Which are the Best Decentralized Crypto Exchanges?
As is reflected in the below DEX rankings, most of the top-ranked DEXs are AMM exchanges. Clearly, there is a strong desire among crypto holders to work directly, transparently, and as quickly as possible, which makes sense with cryptocurrency’s infamous volatility.
Among the most popular DEXs are:
- Uniswap: Built on Ethereum, Uniswap has some of the lowest fees (0.3%) and lists new coins as they are launched. It is relatively easy to use, with analytics and token lists, and a dedicated appfor straight swapping.
- Pancakeswap: Run on the BSC, Pancakeswap uses LPs, which they call syrup pools, and offers rewards to those who offer tokens in their own native BEP-20 token (CAKE). The staking rewards on Pancakeswap can be very lucrative, with some LPs offering annual returns of up to 1300%.
- 1inch Liquidity Protocol: Allowing for users to connect to their Ethereum wallets means that 1inch Liquidity Protocol never takes control of the users’ assets. As an aggregator, 1inch Liquidity Protocol also does the hard work of comparing all the prices across DEXs, which means the best exchange rates for its users. In addition to this, it has introduced a fee-reducing Chi Gas token (CHI), and a Mooniswap AMM, making it somewhat of an innovative hybrid.
Decentralized exchanges (DEXs), in their various forms, offer users the ability to exchange assets in a fully decentralized way. This is certainly a step in the right direction for the whole cryptocurrency movement, with its focus on governance. Additionally, it has come at the perfect time, and as a result of the rise of DeFi. The platforms still have some drawbacks, such as their inability to trade in crypto or BTC, or their high fees.
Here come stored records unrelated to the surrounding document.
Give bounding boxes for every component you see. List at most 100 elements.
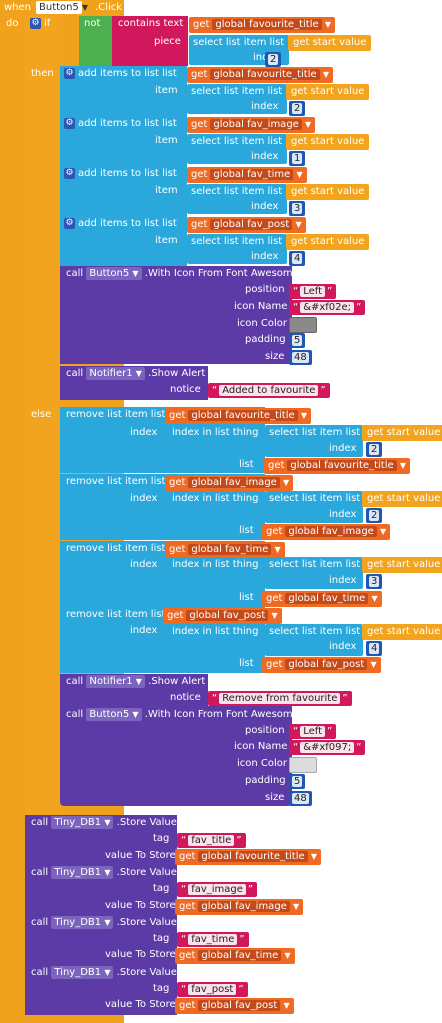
number-padding-2[interactable]: 5 xyxy=(289,774,306,789)
get-start-value-2[interactable]: get start value xyxy=(286,134,370,150)
tinydb-dropdown[interactable]: Tiny_DB1 ▼ xyxy=(51,966,114,979)
tinydb-row-2: call Tiny_DB1 ▼ .Store Value xyxy=(31,866,177,879)
get-fav-time-db[interactable]: get global fav_time ▼ xyxy=(175,948,295,964)
notifier-dropdown[interactable]: Notifier1 ▼ xyxy=(86,675,145,688)
get-start-value-3[interactable]: get start value xyxy=(286,184,370,200)
number-size-1[interactable]: 48 xyxy=(289,350,312,365)
select-list-item-2[interactable]: select list item list xyxy=(187,134,287,164)
when-label: when xyxy=(4,2,32,13)
add-items-block-3[interactable] xyxy=(60,166,187,216)
get-start-value-r4[interactable]: get start value xyxy=(362,624,442,640)
get-fav-post-1[interactable]: get global fav_post ▼ xyxy=(187,217,306,233)
call-row-4: call Button5 ▼ .With Icon From Font Awes… xyxy=(66,708,299,721)
get-start-value-r1[interactable]: get start value xyxy=(362,425,442,441)
number-r2[interactable]: 2 xyxy=(366,508,383,523)
select-list-item-r2[interactable]: select list item list xyxy=(265,491,363,523)
get-fav-time-r2[interactable]: get global fav_time ▼ xyxy=(262,591,382,607)
index-in-list-4[interactable]: index in list thing xyxy=(168,624,265,672)
index-in-list-2[interactable]: index in list thing xyxy=(168,491,265,539)
get-start-value-4[interactable]: get start value xyxy=(286,234,370,250)
string-notice-remove[interactable]: “Remove from favourite” xyxy=(208,691,352,706)
get-fav-title[interactable]: get global favourite_title ▼ xyxy=(189,17,335,33)
index-in-list-3[interactable]: index in list thing xyxy=(168,557,265,606)
number-block-2[interactable]: 1 xyxy=(289,151,306,166)
get-fav-image-r[interactable]: get global fav_image ▼ xyxy=(165,475,294,491)
number-block-4[interactable]: 4 xyxy=(289,251,306,266)
gear-icon[interactable]: ⚙ xyxy=(64,217,75,229)
string-position-1[interactable]: “Left” xyxy=(289,284,337,299)
select-list-item-3[interactable]: select list item list xyxy=(187,184,287,214)
get-fav-post-r2[interactable]: get global fav_post ▼ xyxy=(262,657,381,673)
color-swatch-gray[interactable] xyxy=(289,317,317,333)
select-list-item-r3[interactable]: select list item list xyxy=(265,557,363,589)
tinydb-row-4: call Tiny_DB1 ▼ .Store Value xyxy=(31,966,177,979)
number-r1[interactable]: 2 xyxy=(366,442,383,457)
get-fav-post-db[interactable]: get global fav_post ▼ xyxy=(175,998,294,1014)
gear-icon[interactable]: ⚙ xyxy=(64,167,75,179)
call-button5-icon-then[interactable] xyxy=(60,266,292,364)
string-position-2[interactable]: “Left” xyxy=(289,724,337,739)
number-block[interactable]: 2 xyxy=(265,52,282,67)
icon-name-label-1: icon Name xyxy=(234,301,288,312)
get-fav-title-r2[interactable]: get global favourite_title ▼ xyxy=(264,458,410,474)
contains-text-block[interactable] xyxy=(112,16,188,66)
gear-icon[interactable]: ⚙ xyxy=(64,117,75,129)
get-fav-time-1[interactable]: get global fav_time ▼ xyxy=(187,167,307,183)
button5-dropdown[interactable]: Button5 ▼ xyxy=(86,267,142,280)
get-fav-post-r[interactable]: get global fav_post ▼ xyxy=(163,608,282,624)
get-start-value-r3[interactable]: get start value xyxy=(362,557,442,573)
get-fav-image-r2[interactable]: get global fav_image ▼ xyxy=(262,524,391,540)
string-tag-4[interactable]: “fav_post” xyxy=(177,982,248,997)
item-label-4: item xyxy=(155,235,178,246)
string-tag-3[interactable]: “fav_time” xyxy=(177,932,249,947)
select-list-item-r4[interactable]: select list item list xyxy=(265,624,363,656)
add-items-block-4[interactable] xyxy=(60,216,187,266)
number-block-1[interactable]: 2 xyxy=(289,101,306,116)
get-fav-title-r[interactable]: get global favourite_title ▼ xyxy=(165,408,311,424)
tinydb-dropdown[interactable]: Tiny_DB1 ▼ xyxy=(51,916,114,929)
index-in-list-1[interactable]: index in list thing xyxy=(168,425,265,472)
string-tag-1[interactable]: “fav_title” xyxy=(177,833,246,848)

However, these all have answers on the horizon — Badger DAO for BTC trading, Ethereum 2.0 for lower-cost fees, and hopefully wider acceptance of cryptocurrencies as payment for goods and services.
The user-friendly interfaces of DEXs also make them more accessible, but due to the independence of the user in a decentralized sphere, they still require some know-how. This, as well as their lower fees and acceptance of fiat currencies, is where CEXs perhaps gain the upper hand. However, with the support of the analytics and forum sections available on DEXs, and the current Ethereum upgrade to Ethereum 2.0, we could soon be seeing DEXs surpassing CEXs in usage.